Он попал мне ногой в плечо. Метил в голову, но я увернулся. Он рисковал. Не боялся, что упадет. Страховался лонжей. У меня лонжи не было, и я потому мог и вправду упасть. Я не ударил его в ответ. Берег силы. Заботился о безопасности… Высота мучила меня и изводила меня — изуверствовала. Я боялся и плакал. Я плакал и боялся. Думал безобразно: «А на хрена мне эти, мать их, усилия, боль, тошнота, отчаяние, а на хрена мне вообще эта жизнь, это говно?! Легче умереть. Спокойней умереть. Это нетрудно. Трудно жить. А умереть нетрудно. Мать вашу, мать вашу, мать вашу, бля, на х…! Вот стоит только разжать сейчас руки и качнуться назад или качнуться вперед…»
Он бил качественно и квалифицированно. При повторном сближении потоптал мне грудь двумя ногами поочередно — успел. Я закашлялся, заикал и повалился назад. Пальцев не разжимал, хотя именно этого сейчас и желал. Но так и не разжал… Несколько секунд висел на руках, а потом подтянулся и снова взобрался на перекладину. Боялся и плакал…

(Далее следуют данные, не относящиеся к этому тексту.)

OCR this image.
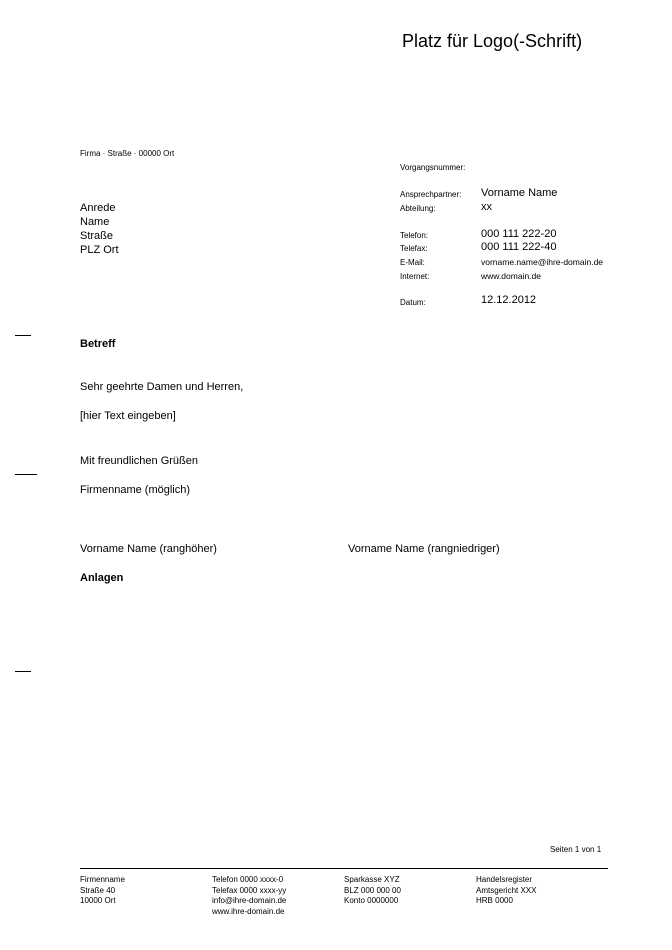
Platz für Logo(-Schrift)
Firma · Straße · 00000 Ort
Anrede
Name
Straße
PLZ Ort
Vorgangsnummer:
Ansprechpartner: Vorname Name
Abteilung:	xx
Telefon:	000 111 222-20
Telefax:	000 111 222-40
E-Mail:	vorname.name@ihre-domain.de
Internet:	www.domain.de
Datum:	12.12.2012
Betreff
Sehr geehrte Damen und Herren,
[hier Text eingeben]
Mit freundlichen Grüßen
Firmenname (möglich)
Vorname Name (ranghöher)	Vorname Name (rangniedriger)
Anlagen
Seiten 1 von 1
Firmenname
Straße 40
10000 Ort
Telefon 0000 xxxx-0
Telefax 0000 xxxx-yy
info@ihre-domain.de
www.ihre-domain.de
Sparkasse XYZ
BLZ 000 000 00
Konto 0000000
Handelsregister
Amtsgericht XXX
HRB 0000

— У тебя была тройка по русскому в десятом классе, я вижу, я вижу, у тебя была тройка, я вижу. — Кудасов искренне любовался своим воспаленным распухшим членом, строил ему умильно и любовно нелепые, дурацкие рожицы. Раскачивался сейчас без страсти и без азарта, тихо, умеренно, миролюбиво, стыдливо даже как-то, неуверенно, съежившись. — Учитель русского, как его звали — не различаю, Михаил Тимофеевич, Анатолий Тимофеевич, Василий Тимофеевич, молодой еще, лет тридцати пяти, предложил тебе сделку, сука блядская, пидор обоссанный! — Кудасов засмеялся весело и освобожденно. — Пидор обоссанный, на хрен! Он предложил тебе поколотить его. Кнутиком. Голого. Было, было? А, сознайся, было, а? А он тебе за это четверочку, а может быть даже и пятерочку, в аттестат должен был поставить… Тебя такая перспектива пугала, но не так чтобы уж очень особо. Необычайно хотелось заполучить в аттестат пятерочку по русскому. Ведь тогда, как мы помним, при поступлении в институт учитывался и средний бал школьного аттестата… Бам-бум по заднице, по плечам. Он в кожаных самодельных трусах, или дерматиновых, или сшитых на живую нитку из обыкновенной клеенки, доморощенный садо-мазо, мать его, нелепый, неуклюжий, но довольный, но счастливый, с пенящейся слюной на губах, со слезящимися глазами, рычащий, урчащий, пукающий… Потный, дрожащий, кряхтящий… Он попросил тебя раздеться. И ты разделся. С готовностью. Быстро… Сам подобного от себя не ожидая. Ты возбудился. Это правда. Ты не хотел в это верить, но ты возбудился, ты возбудился… Он тряс ягодицами и выгибал спину. И матерился — грубо и безответственно. Грязно, похабно, но нежно вместе с тем и волнующе… Ты бил его, захлебываясь восторженным криком и бурлящей горячей слюной… Ты наслаждался! Я вижу, я вижу!.. Ты наслаждался… Когда он запихал, сопя, причмокивая, мурлыкая и постанывая, твой член к себе в рот, ты этому даже, собственно, и не удивился. Ты был уже к этому готов, дурачок. Более того, ты к тому времени уже сам того даже желал… Ты корчился и рыдал. Стискивал до боли, до крови обезумевшими пальцами свои соски. Ты кончил бурно и обильно. Ревел по-медвежьи… Подобного наслаждения ты не испытывал уже больше никогда в своей жизни… Ни разу…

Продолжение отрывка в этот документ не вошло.